Answer 2 · 2024-01-24T17:19:59.000Z

Hi @csware ,

suppose a string is imported into an application and suppose we can't know if it will be used as inner HTML, as f.e. formatted text, or as a data string.

Suppose first to secure the text before it gets displayed we always sanitize it. But if that text is given as f.e.

"A script tag begins with <script> and ends like </script>" ,

then with no appropriate policy, the string

"A script tag begins with"

might reach the view and text is missing we might want to be displayed.

On the other hand, if I just encode every string that is imported and one such string is a formatted text (with some p tags in it or some list tags, or some b tags etc.) which is used as inner HTML, then I loose the possibility of formatted text.

My question would be if it is possible to secure a text where it is not clear if it will be used as a data string or as inner HTML. I hope this makes it a little bit clearer ;)

Answer 3 · 2024-01-28T14:57:12.000Z

I suppose this could be achieved using a preprocessor.

However, the input is not correctly encoded.
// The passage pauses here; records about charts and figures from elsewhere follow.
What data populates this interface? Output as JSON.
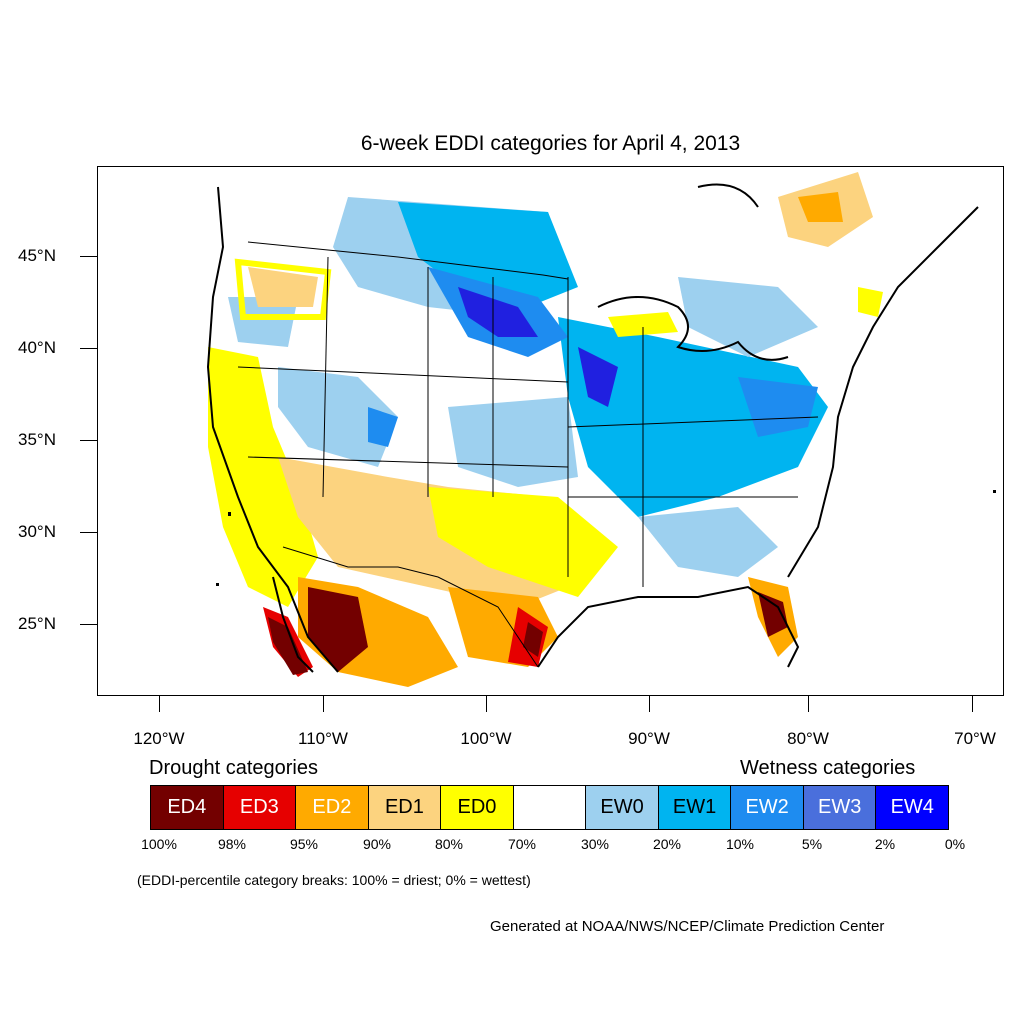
{
  "title": "6-week EDDI categories for April 4, 2013",
  "lat_labels": [
    "45°N",
    "40°N",
    "35°N",
    "30°N",
    "25°N"
  ],
  "lon_labels": [
    "120°W",
    "110°W",
    "100°W",
    "90°W",
    "80°W",
    "70°W"
  ],
  "legend": {
    "drought_heading": "Drought categories",
    "wetness_heading": "Wetness categories",
    "categories": [
      {
        "label": "ED4",
        "color": "#730000",
        "text_color": "#ffffff"
      },
      {
        "label": "ED3",
        "color": "#e60000",
        "text_color": "#ffffff"
      },
      {
        "label": "ED2",
        "color": "#ffaa00",
        "text_color": "#ffffff"
      },
      {
        "label": "ED1",
        "color": "#fcd37f",
        "text_color": "#000000"
      },
      {
        "label": "ED0",
        "color": "#ffff00",
        "text_color": "#000000"
      },
      {
        "label": "",
        "color": "#ffffff",
        "text_color": "#000000"
      },
      {
        "label": "EW0",
        "color": "#9dd0ef",
        "text_color": "#000000"
      },
      {
        "label": "EW1",
        "color": "#00b4f0",
        "text_color": "#000000"
      },
      {
        "label": "EW2",
        "color": "#1e8cf0",
        "text_color": "#ffffff"
      },
      {
        "label": "EW3",
        "color": "#4a6fdc",
        "text_color": "#ffffff"
      },
      {
        "label": "EW4",
        "color": "#0000ff",
        "text_color": "#ffffff"
      }
    ],
    "breaks": [
      "100%",
      "98%",
      "95%",
      "90%",
      "80%",
      "70%",
      "30%",
      "20%",
      "10%",
      "5%",
      "2%",
      "0%"
    ]
  },
  "note": "(EDDI-percentile category breaks: 100% = driest; 0% = wettest)",
  "credit": "Generated at NOAA/NWS/NCEP/Climate Prediction Center"
}
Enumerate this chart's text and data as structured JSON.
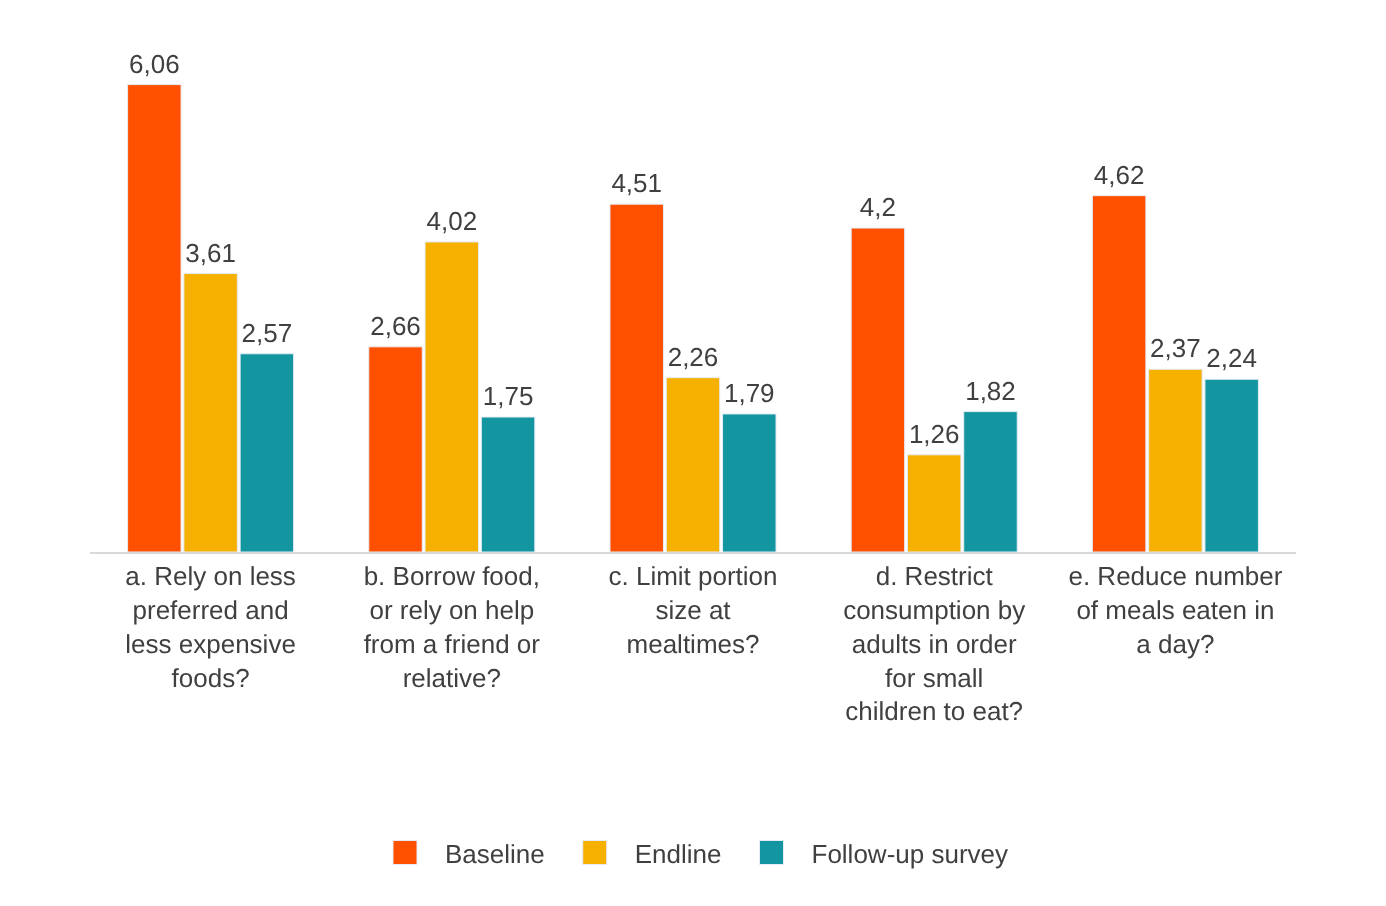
{
  "chart_data": {
    "type": "bar",
    "categories": [
      "a. Rely on less preferred and less expensive foods?",
      "b. Borrow food, or rely on help from a friend or relative?",
      "c. Limit portion size at mealtimes?",
      "d. Restrict consumption by adults in order for small children to eat?",
      "e. Reduce number of meals eaten in a day?"
    ],
    "series": [
      {
        "name": "Baseline",
        "color": "#ff5000",
        "values": [
          6.06,
          2.66,
          4.51,
          4.2,
          4.62
        ],
        "value_labels": [
          "6,06",
          "2,66",
          "4,51",
          "4,2",
          "4,62"
        ]
      },
      {
        "name": "Endline",
        "color": "#f5b000",
        "values": [
          3.61,
          4.02,
          2.26,
          1.26,
          2.37
        ],
        "value_labels": [
          "3,61",
          "4,02",
          "2,26",
          "1,26",
          "2,37"
        ]
      },
      {
        "name": "Follow-up survey",
        "color": "#13969f",
        "values": [
          2.57,
          1.75,
          1.79,
          1.82,
          2.24
        ],
        "value_labels": [
          "2,57",
          "1,75",
          "1,79",
          "1,82",
          "2,24"
        ]
      }
    ],
    "legend": "bottom"
  }
}
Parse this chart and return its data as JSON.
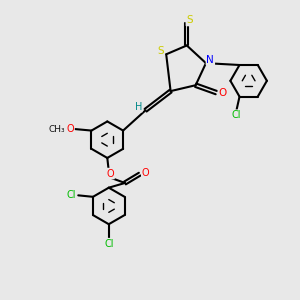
{
  "bg_color": "#e8e8e8",
  "atom_colors": {
    "S": "#cccc00",
    "N": "#0000ff",
    "O": "#ff0000",
    "Cl": "#00bb00",
    "C": "#000000",
    "H": "#008888"
  },
  "bond_color": "#000000",
  "figsize": [
    3.0,
    3.0
  ],
  "dpi": 100
}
If <script> should be shown on the screen, then it needs to be properly encoded in the first place, if there are also HTML tags for formatting.

Answer 4 · 2024-03-24T12:19:57.000Z

Hi, @bmscodespace
Coming to your question wheter it is possible or not so Yes, it is possible to build a policy that encodes problematic parts of an HTML string instead of removing them. This approach is known as HTML encoding or output encoding, and it helps prevent XSS attacks by converting potentially harmful characters into their HTML entity equivalents.